Davis was cooking Thanksgiving dinner for 25 people when the draft of “Crazy Rich Asians” arrived. “I saw it and I thought, okay, I'll just read five pages,” she said. “I read five pages. I peeled five carrots. I read five more pages. Ten more pages. It was the worst dinner I've ever made, but it was the best book. I couldn't stop reading.”
She encouraged Kwan to send a copy of Crazy Rich Asians to Michael Korda, the veteran biographer, novelist and longtime friend.
Kwan was reluctant: “It's like going to Michelangelo with a lump of coal and saying, 'Here's a little carving, what do you think?'” But Davis “won't give up.” Eventually he complied.
Four days later, he got a call from Korda: He put Kwan in touch with Alexandra Machinist, then an agent at Janklow & Nesbitt, who sold the book to Jenny Jackson at Doubleday.
Kwan said “Crazy Rich Asians'' was an instant hit in Asia. Excerpt from “VOGUE” June 2013 issue. When the book was released, it made it onto the bestseller list. And “Crazy Rich Asians” was a guest who sat by Caviar's side for 41 weeks and never left. Kwan's ascent has begun.
Twelve years and four books later, he admits, “I wish I could have written under a pen name.” In a way, he was joking.

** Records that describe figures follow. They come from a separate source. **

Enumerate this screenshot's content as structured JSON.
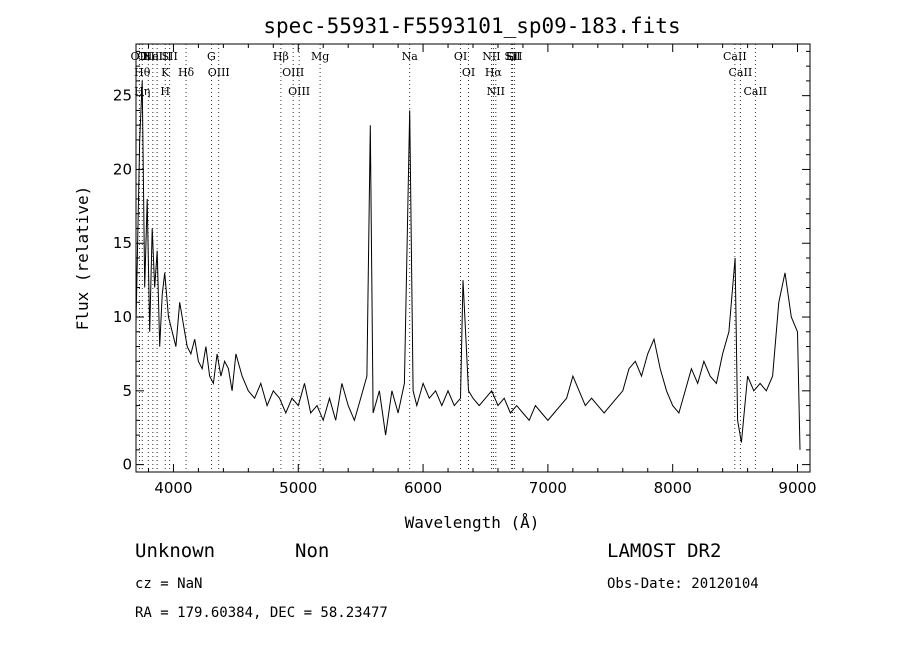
{
  "chart_data": {
    "type": "line",
    "title": "spec-55931-F5593101_sp09-183.fits",
    "xlabel": "Wavelength (Å)",
    "ylabel": "Flux (relative)",
    "xlim": [
      3700,
      9100
    ],
    "ylim": [
      -0.5,
      28.5
    ],
    "x_ticks": [
      4000,
      5000,
      6000,
      7000,
      8000,
      9000
    ],
    "y_ticks": [
      0,
      5,
      10,
      15,
      20,
      25
    ],
    "grid": false,
    "legend": "none",
    "series": [
      {
        "x": [
          3700,
          3730,
          3750,
          3770,
          3790,
          3810,
          3830,
          3850,
          3870,
          3890,
          3910,
          3930,
          3960,
          3990,
          4020,
          4050,
          4080,
          4110,
          4140,
          4170,
          4200,
          4230,
          4260,
          4290,
          4320,
          4350,
          4380,
          4410,
          4440,
          4470,
          4500,
          4550,
          4600,
          4650,
          4700,
          4750,
          4800,
          4850,
          4900,
          4950,
          5000,
          5050,
          5100,
          5150,
          5200,
          5250,
          5300,
          5350,
          5400,
          5450,
          5500,
          5550,
          5577,
          5600,
          5650,
          5700,
          5750,
          5800,
          5850,
          5893,
          5920,
          5950,
          6000,
          6050,
          6100,
          6150,
          6200,
          6250,
          6300,
          6320,
          6364,
          6400,
          6450,
          6500,
          6550,
          6600,
          6650,
          6700,
          6750,
          6800,
          6850,
          6900,
          6950,
          7000,
          7050,
          7100,
          7150,
          7200,
          7250,
          7300,
          7350,
          7400,
          7450,
          7500,
          7550,
          7600,
          7650,
          7700,
          7750,
          7800,
          7850,
          7900,
          7950,
          8000,
          8050,
          8100,
          8150,
          8200,
          8250,
          8300,
          8350,
          8400,
          8450,
          8500,
          8520,
          8550,
          8600,
          8650,
          8700,
          8750,
          8800,
          8850,
          8900,
          8950,
          9000,
          9020
        ],
        "y": [
          9.5,
          22.0,
          26.0,
          12.0,
          18.0,
          9.0,
          16.0,
          12.0,
          14.5,
          8.0,
          11.5,
          13.0,
          10.0,
          9.0,
          8.0,
          11.0,
          9.5,
          8.0,
          7.5,
          8.5,
          7.0,
          6.5,
          8.0,
          6.0,
          5.5,
          7.5,
          6.0,
          7.0,
          6.5,
          5.0,
          7.5,
          6.0,
          5.0,
          4.5,
          5.5,
          4.0,
          5.0,
          4.5,
          3.5,
          4.5,
          4.0,
          5.5,
          3.5,
          4.0,
          3.0,
          4.5,
          3.0,
          5.5,
          4.0,
          3.0,
          4.5,
          6.0,
          23.0,
          3.5,
          5.0,
          2.0,
          5.0,
          3.5,
          5.5,
          24.0,
          5.0,
          4.0,
          5.5,
          4.5,
          5.0,
          4.0,
          5.0,
          4.0,
          4.5,
          12.5,
          5.0,
          4.5,
          4.0,
          4.5,
          5.0,
          4.0,
          4.5,
          3.5,
          4.0,
          3.5,
          3.0,
          4.0,
          3.5,
          3.0,
          3.5,
          4.0,
          4.5,
          6.0,
          5.0,
          4.0,
          4.5,
          4.0,
          3.5,
          4.0,
          4.5,
          5.0,
          6.5,
          7.0,
          6.0,
          7.5,
          8.5,
          6.5,
          5.0,
          4.0,
          3.5,
          5.0,
          6.5,
          5.5,
          7.0,
          6.0,
          5.5,
          7.5,
          9.0,
          14.0,
          3.0,
          1.5,
          6.0,
          5.0,
          5.5,
          5.0,
          6.0,
          11.0,
          13.0,
          10.0,
          9.0,
          1.0
        ]
      }
    ],
    "line_marks": [
      {
        "x": 3727,
        "labels": [
          "OII"
        ]
      },
      {
        "x": 3750,
        "labels": [
          "Hθ",
          "Hη"
        ]
      },
      {
        "x": 3798,
        "labels": [
          "OIII"
        ]
      },
      {
        "x": 3835,
        "labels": [
          "HeI"
        ]
      },
      {
        "x": 3869,
        "labels": [
          "NeIII"
        ]
      },
      {
        "x": 3934,
        "labels": [
          "K",
          "H"
        ]
      },
      {
        "x": 3970,
        "labels": [
          "SII"
        ]
      },
      {
        "x": 4101,
        "labels": [
          "Hδ"
        ]
      },
      {
        "x": 4304,
        "labels": [
          "G"
        ]
      },
      {
        "x": 4363,
        "labels": [
          "OIII"
        ]
      },
      {
        "x": 4861,
        "labels": [
          "Hβ"
        ]
      },
      {
        "x": 4959,
        "labels": [
          "OIII"
        ]
      },
      {
        "x": 5007,
        "labels": [
          "OIII"
        ]
      },
      {
        "x": 5175,
        "labels": [
          "Mg"
        ]
      },
      {
        "x": 5893,
        "labels": [
          "Na"
        ]
      },
      {
        "x": 6300,
        "labels": [
          "OI"
        ]
      },
      {
        "x": 6364,
        "labels": [
          "OI"
        ]
      },
      {
        "x": 6548,
        "labels": [
          "NII"
        ]
      },
      {
        "x": 6563,
        "labels": [
          "Hα"
        ]
      },
      {
        "x": 6583,
        "labels": [
          "NII"
        ]
      },
      {
        "x": 6707,
        "labels": [
          "Li"
        ]
      },
      {
        "x": 6716,
        "labels": [
          "SII"
        ]
      },
      {
        "x": 6731,
        "labels": [
          "SII"
        ]
      },
      {
        "x": 8498,
        "labels": [
          "CaII"
        ]
      },
      {
        "x": 8542,
        "labels": [
          "CaII"
        ]
      },
      {
        "x": 8662,
        "labels": [
          "CaII"
        ]
      }
    ]
  },
  "info": {
    "class": "Unknown",
    "subclass": "Non",
    "survey": "LAMOST DR2",
    "cz": "cz = NaN",
    "obs_date": "Obs-Date: 20120104",
    "coords": "RA = 179.60384, DEC =  58.23477"
  }
}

“I'm an introvert,” Kwan explains, “I grew up in a household with a lot of celebrities and saw the pressure they had to endure. I just wasn't interested in that.”

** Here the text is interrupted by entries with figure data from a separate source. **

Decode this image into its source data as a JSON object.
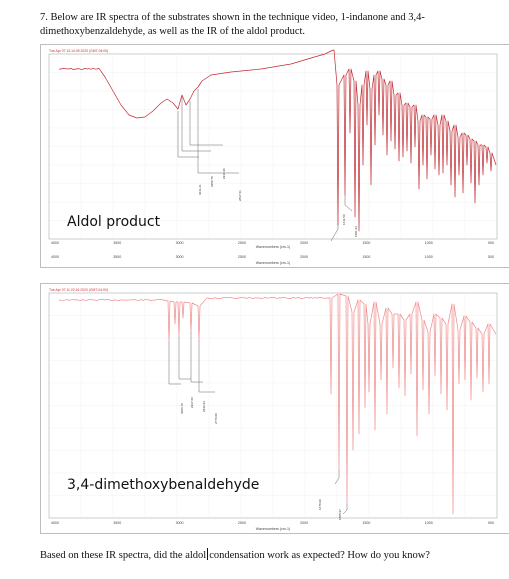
{
  "question_text": "7. Below are IR spectra of the substrates shown in the technique video, 1-indanone and 3,4-dimethoxybenzaldehyde, as well as the IR of the aldol product.",
  "footer": {
    "text_before_cursor": "Based on these IR spectra, did the aldol",
    "text_after_cursor": "condensation work as expected? How do you know?"
  },
  "colors": {
    "spectrum1": "#c0282f",
    "spectrum2": "#f08a8a",
    "leader": "#666666",
    "grid": "#e6e6e6"
  },
  "spectra": [
    {
      "label": "Aldol product",
      "header": "Tue Apr 07 13:14:39 2020 (GMT-04:00)",
      "xlabel": "Wavenumbers (cm-1)",
      "x_ticks": [
        "4000",
        "3500",
        "3000",
        "2500",
        "2000",
        "1500",
        "1000",
        "500"
      ],
      "peak_labels": [
        "3011.21",
        "2950.70",
        "2936.96",
        "2837.61",
        "1611.50",
        "1581.93"
      ]
    },
    {
      "label": "3,4-dimethoxybenaldehyde",
      "header": "Tue Apr 07 11:22:16 2020 (GMT-04:00)",
      "xlabel": "Wavenumbers (cm-1)",
      "x_ticks": [
        "4000",
        "3500",
        "3000",
        "2500",
        "2000",
        "1500",
        "1000",
        "500"
      ],
      "peak_labels": [
        "3006.70",
        "2937.66",
        "2842.94",
        "2776.00",
        "1678.90",
        "1585.97"
      ]
    }
  ]
}
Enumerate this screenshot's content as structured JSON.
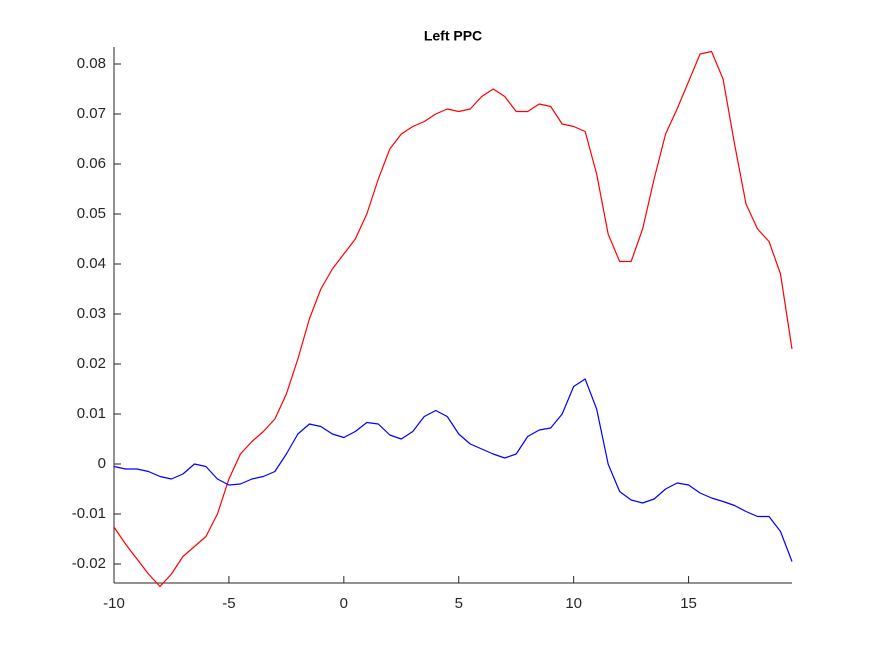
{
  "chart_data": {
    "type": "line",
    "title": "Left PPC",
    "x": [
      -10,
      -9.5,
      -9,
      -8.5,
      -8,
      -7.5,
      -7,
      -6.5,
      -6,
      -5.5,
      -5,
      -4.5,
      -4,
      -3.5,
      -3,
      -2.5,
      -2,
      -1.5,
      -1,
      -0.5,
      0,
      0.5,
      1,
      1.5,
      2,
      2.5,
      3,
      3.5,
      4,
      4.5,
      5,
      5.5,
      6,
      6.5,
      7,
      7.5,
      8,
      8.5,
      9,
      9.5,
      10,
      10.5,
      11,
      11.5,
      12,
      12.5,
      13,
      13.5,
      14,
      14.5,
      15,
      15.5,
      16,
      16.5,
      17,
      17.5,
      18,
      18.5,
      19,
      19.5
    ],
    "series": [
      {
        "color": "#ff0000",
        "values": [
          -0.0126,
          -0.016,
          -0.019,
          -0.022,
          -0.0245,
          -0.022,
          -0.0185,
          -0.0165,
          -0.0145,
          -0.01,
          -0.003,
          0.002,
          0.0045,
          0.0065,
          0.009,
          0.014,
          0.021,
          0.029,
          0.035,
          0.039,
          0.042,
          0.045,
          0.05,
          0.057,
          0.063,
          0.066,
          0.0675,
          0.0685,
          0.07,
          0.071,
          0.0705,
          0.071,
          0.0735,
          0.075,
          0.0735,
          0.0705,
          0.0705,
          0.072,
          0.0715,
          0.068,
          0.0675,
          0.0665,
          0.058,
          0.046,
          0.0405,
          0.0405,
          0.047,
          0.057,
          0.066,
          0.071,
          0.0765,
          0.082,
          0.0825,
          0.077,
          0.064,
          0.052,
          0.047,
          0.0445,
          0.038,
          0.023
        ]
      },
      {
        "color": "#0000ff",
        "values": [
          -0.0005,
          -0.001,
          -0.001,
          -0.0015,
          -0.0025,
          -0.003,
          -0.002,
          0,
          -0.0005,
          -0.003,
          -0.0042,
          -0.004,
          -0.003,
          -0.0025,
          -0.0015,
          0.002,
          0.006,
          0.008,
          0.0075,
          0.006,
          0.0053,
          0.0065,
          0.0083,
          0.008,
          0.0058,
          0.005,
          0.0065,
          0.0095,
          0.0107,
          0.0095,
          0.006,
          0.004,
          0.003,
          0.002,
          0.0012,
          0.002,
          0.0055,
          0.0068,
          0.0072,
          0.01,
          0.0155,
          0.017,
          0.011,
          0,
          -0.0055,
          -0.0072,
          -0.0078,
          -0.007,
          -0.005,
          -0.0038,
          -0.0042,
          -0.0058,
          -0.0068,
          -0.0075,
          -0.0083,
          -0.0095,
          -0.0105,
          -0.0105,
          -0.0135,
          -0.0195
        ]
      }
    ],
    "xlim": [
      -10,
      19.5
    ],
    "ylim": [
      -0.0238,
      0.0834
    ],
    "xticks": [
      -10,
      -5,
      0,
      5,
      10,
      15
    ],
    "yticks": [
      -0.02,
      -0.01,
      0,
      0.01,
      0.02,
      0.03,
      0.04,
      0.05,
      0.06,
      0.07,
      0.08
    ],
    "grid": false
  }
}
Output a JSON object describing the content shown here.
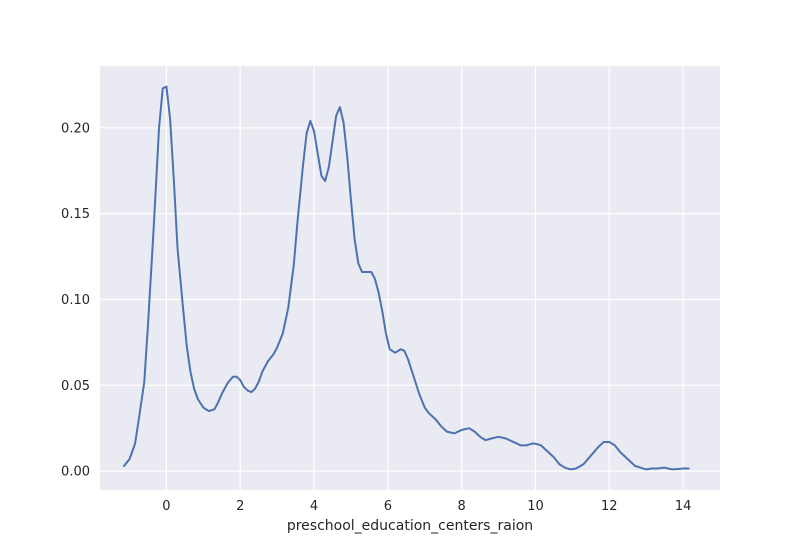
{
  "chart_data": {
    "type": "line",
    "title": "",
    "xlabel": "preschool_education_centers_raion",
    "ylabel": "",
    "xlim": [
      -1.8,
      15.0
    ],
    "ylim": [
      -0.011,
      0.236
    ],
    "x_ticks": [
      "0",
      "2",
      "4",
      "6",
      "8",
      "10",
      "12",
      "14"
    ],
    "x_tick_values": [
      0,
      2,
      4,
      6,
      8,
      10,
      12,
      14
    ],
    "y_ticks": [
      "0.00",
      "0.05",
      "0.10",
      "0.15",
      "0.20"
    ],
    "y_tick_values": [
      0,
      0.05,
      0.1,
      0.15,
      0.2
    ],
    "grid": true,
    "colors": {
      "background": "#eaeaf2",
      "grid": "#ffffff",
      "line": "#4c72b0"
    },
    "series": [
      {
        "x": [
          -1.15,
          -1.0,
          -0.85,
          -0.75,
          -0.6,
          -0.5,
          -0.35,
          -0.2,
          -0.1,
          0.0,
          0.1,
          0.2,
          0.3,
          0.45,
          0.55,
          0.65,
          0.75,
          0.85,
          1.0,
          1.15,
          1.3,
          1.4,
          1.5,
          1.65,
          1.8,
          1.9,
          2.0,
          2.1,
          2.2,
          2.3,
          2.4,
          2.5,
          2.6,
          2.75,
          2.9,
          3.0,
          3.15,
          3.3,
          3.45,
          3.55,
          3.7,
          3.8,
          3.9,
          4.0,
          4.1,
          4.2,
          4.3,
          4.4,
          4.5,
          4.6,
          4.7,
          4.8,
          4.9,
          5.0,
          5.1,
          5.2,
          5.3,
          5.45,
          5.55,
          5.65,
          5.75,
          5.85,
          5.95,
          6.05,
          6.2,
          6.35,
          6.45,
          6.55,
          6.7,
          6.85,
          7.0,
          7.1,
          7.2,
          7.3,
          7.45,
          7.6,
          7.8,
          8.0,
          8.2,
          8.35,
          8.5,
          8.65,
          8.8,
          9.0,
          9.2,
          9.4,
          9.6,
          9.75,
          9.9,
          10.0,
          10.15,
          10.3,
          10.5,
          10.65,
          10.8,
          10.95,
          11.1,
          11.3,
          11.5,
          11.7,
          11.85,
          12.0,
          12.15,
          12.3,
          12.5,
          12.7,
          12.85,
          13.0,
          13.15,
          13.3,
          13.5,
          13.7,
          13.85,
          14.0,
          14.15
        ],
        "values": [
          0.003,
          0.007,
          0.016,
          0.03,
          0.052,
          0.085,
          0.14,
          0.2,
          0.223,
          0.224,
          0.205,
          0.17,
          0.13,
          0.095,
          0.073,
          0.058,
          0.048,
          0.042,
          0.037,
          0.035,
          0.036,
          0.04,
          0.045,
          0.051,
          0.055,
          0.055,
          0.053,
          0.049,
          0.047,
          0.046,
          0.048,
          0.052,
          0.058,
          0.064,
          0.068,
          0.072,
          0.08,
          0.095,
          0.12,
          0.145,
          0.178,
          0.197,
          0.204,
          0.198,
          0.185,
          0.172,
          0.169,
          0.177,
          0.192,
          0.207,
          0.212,
          0.203,
          0.183,
          0.158,
          0.135,
          0.121,
          0.116,
          0.116,
          0.116,
          0.112,
          0.104,
          0.093,
          0.08,
          0.071,
          0.069,
          0.071,
          0.07,
          0.065,
          0.055,
          0.045,
          0.037,
          0.034,
          0.032,
          0.03,
          0.026,
          0.023,
          0.022,
          0.024,
          0.025,
          0.023,
          0.02,
          0.018,
          0.019,
          0.02,
          0.019,
          0.017,
          0.015,
          0.015,
          0.016,
          0.016,
          0.015,
          0.012,
          0.008,
          0.004,
          0.002,
          0.001,
          0.0015,
          0.004,
          0.009,
          0.014,
          0.017,
          0.017,
          0.015,
          0.011,
          0.007,
          0.003,
          0.002,
          0.001,
          0.0015,
          0.0015,
          0.002,
          0.001,
          0.0012,
          0.0015,
          0.0015
        ]
      }
    ]
  }
}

Kwan continued: “It's hard to write in this voice, to write in the voice of these characters. Actors always say, 'It's hard to make comedy.' I feel the same way about writing interesting novels. I can write the saddest story you want. You can even do it while you're sleeping. ”
While working on “Lies and Weddings,” Kwan experienced writer's block for the first time. The pandemic was at a low boiling point. The world was full of uncertainty. “Those years changed me,” he said. “They changed everybody. How could I not? I was facing a new reality of what did I want to write anymore. There was a lot of soul searching.”

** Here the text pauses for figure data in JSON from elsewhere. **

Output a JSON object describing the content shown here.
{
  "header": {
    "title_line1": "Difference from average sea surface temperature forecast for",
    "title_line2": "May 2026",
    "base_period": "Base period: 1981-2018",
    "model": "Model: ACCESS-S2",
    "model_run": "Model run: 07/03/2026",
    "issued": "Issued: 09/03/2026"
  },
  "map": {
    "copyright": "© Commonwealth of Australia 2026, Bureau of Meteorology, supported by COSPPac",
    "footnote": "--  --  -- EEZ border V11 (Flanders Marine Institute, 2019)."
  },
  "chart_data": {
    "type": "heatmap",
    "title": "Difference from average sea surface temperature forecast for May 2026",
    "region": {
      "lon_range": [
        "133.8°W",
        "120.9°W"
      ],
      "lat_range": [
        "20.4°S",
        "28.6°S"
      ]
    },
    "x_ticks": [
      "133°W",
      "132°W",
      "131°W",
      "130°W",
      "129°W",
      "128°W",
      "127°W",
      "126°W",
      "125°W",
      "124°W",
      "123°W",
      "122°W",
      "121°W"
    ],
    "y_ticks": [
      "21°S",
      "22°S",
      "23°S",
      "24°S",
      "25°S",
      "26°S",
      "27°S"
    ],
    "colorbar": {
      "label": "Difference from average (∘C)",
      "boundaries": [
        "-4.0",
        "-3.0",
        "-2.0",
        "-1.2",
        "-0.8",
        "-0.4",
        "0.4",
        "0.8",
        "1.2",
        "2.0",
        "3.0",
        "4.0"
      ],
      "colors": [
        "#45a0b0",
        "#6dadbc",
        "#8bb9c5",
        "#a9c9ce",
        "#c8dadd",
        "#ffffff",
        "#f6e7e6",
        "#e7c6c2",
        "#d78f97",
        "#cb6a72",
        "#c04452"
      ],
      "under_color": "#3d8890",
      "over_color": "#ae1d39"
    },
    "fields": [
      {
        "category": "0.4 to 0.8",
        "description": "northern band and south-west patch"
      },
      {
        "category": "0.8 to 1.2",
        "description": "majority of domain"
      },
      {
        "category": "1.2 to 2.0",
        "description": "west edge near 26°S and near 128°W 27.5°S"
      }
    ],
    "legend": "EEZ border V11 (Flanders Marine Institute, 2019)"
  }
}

Unlike his Crazy Rich Asians trilogy, his new book isn't set in Singapore. The story hops from England to Hawaii to Morocco, and the designer labels, priceless artwork and luxury accommodations make Beverly Hills seem down-to-earth. But beneath the froth there's an undercurrent.
“Kevin writes about his mixed-race heritage. He's writing more about gender than he's written before,” editor Jackson said. “The second layer is social critique and sharp cultural observation.”
Kwan says the change is intentional. “I'm branching out into new territory and I'm inspired by a new generation of Asians who are embracing who they are.”
He continued, “I love seeing the theatricality of it all — art, fashion, food — just like I did when I was a kid. I love to sit back and watch the drama unfold. What happens when families get together? What happens when friends get together? What happens when a new person gets married?”
Now 50, the same age her father was when the family moved to Texas, Kwan still sticks to upper-class characters. He still keeps a folder with each character's costumes, locations, and food. “I'm trying to show people who have problems with money the real side of them. Heartache stays heartache. Sadness stays sad. The effect money has on families. How money can change people. How money becomes a prison is a constant theme in all my books,” says Kwan.
The garlic noodles come from a secret kitchen where Anne protects her family's recipes from prying eyes.
“I hope to create a multifaceted portrait of people and their issues,” Kwan said. “For better or worse, this is what I know.”